The item describes the Post's minimalist reporting on a, you know, a … sensitive event.
… When a large brawl broke out in the Metro system on a recent Friday night, it seemed a perfect chance to show local readers that The Post is their indispensable source for news. The fracas occurred near midnight on Aug. 6, and authorities said it involved as many as 70 people. It started at the Gallery Place Station and continued to the L'Enfant Plaza Station.
Throughout Saturday, it was among the most-viewed stories on the Web site, signaling intense reader interest. But as the day wore on, some readers grew frustrated that there was nothing more.As Alexander acknowledges, Post readers might have been a scrap curious about a big-time "fracas" at two of the capital city's major Metro stations. But the paper was economical with further details.
Promoted on the front page and tucked at the bottom of Sunday's Metro section, it didn't answer key questions: What caused the fighting? Were the people who were injured participants or bystanders? Was Metro beefing up security?
Why such thin coverage? Much of the explanation is that The Post responded with too little, too late.
Even an ombudsperson for the Washington Post should know that "too little, too late" is not an explanation. After shuffling around for a few paragraphs about weekend staffing, Alexander finally gets to the point.
Pierre [editor] also worried about hyping a story that involved race. Although The Post's coverage on and after Sunday did not specify the racial makeup of those involved, many readers assumed they were black and offered racially insensitive online comments. "So ghetto," read one. Another urged ending "all welfare benefits for parents whose little animals cause this type of mayhem."
When The Post finally produced a more substantive story for Monday's paper, Pierre believes it was given too much prominence, even though it included eyewitness descriptions of multiple fights and bedlam as people tried to escape the pandemonium. The Post "overplayed it," said Pierre. "It was a fight on the Metro. Kids get into fights."
So part of the explanation for the petite coverage was racial. As Obamabudsperson says, "Although The Post's coverage on and after Sunday did not specify the racial makeup of those involved, many readers assumed they were black." Assumed? Well, was the assumption wrong? Neither the original story nor the so-called "more substantive story" in the Post, that "indispensable source of news," tells us. All we learn is that a brawl involving some 70 "youths" was just a generic fight.

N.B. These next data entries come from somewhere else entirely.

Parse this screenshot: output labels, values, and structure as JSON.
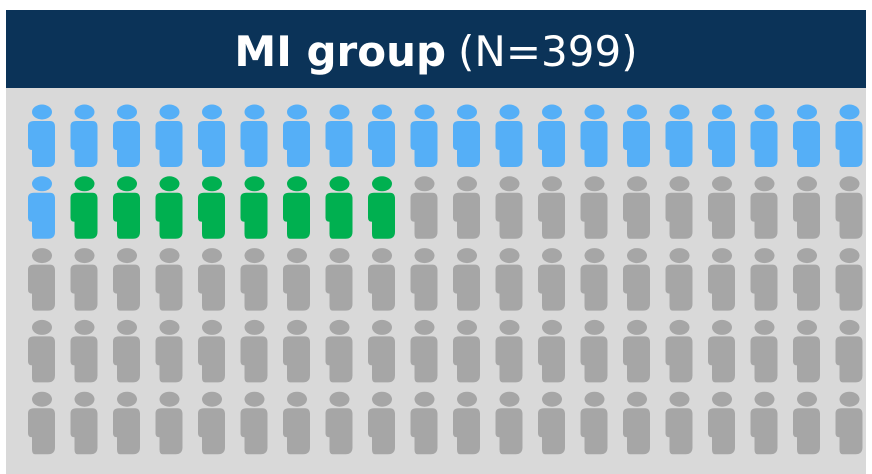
{
  "chart_data": {
    "type": "pictogram",
    "title": "MI group",
    "subtitle": "(N=399)",
    "series": [
      {
        "color": "#55aff7",
        "value": 21
      },
      {
        "color": "#00b050",
        "value": 8
      },
      {
        "color": "#a6a6a6",
        "value": 71
      }
    ]
  }
}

"It was pandemonium," said Hay, who had traveled to the District from Charles County with her husband, sister-in-law, 25-year-old niece with special needs and two grandnieces, 11 and 14.
"We were pushing our kids out of the way, trying to plaster ourselves against the wall so nobody would hurt us. There were five fights right in front of us. . . . Metro is very accessible but not safe all the time. I don't know if I would ride it again in non-rush hours." … Five people hurt in the fight and ensuing crush were taken to hospitals, a Metro spokeswoman said, and an unknown number of others were injured.
No big deal. Hot-time, summer-in-the-city stuff. Move along.
Our fearless, impartial, probing readers' advocate Alexander is the same kind of weenie as the Post editors he mildly criticizes. It's too bad the paper didn't give it a little more play, a little sooner, but he understands why they didn't. The subject is sensitive. The Post is sensitive. He's sensitive. Some of the Post's commenters are so insensitive. Whatever happened to midnight basketball?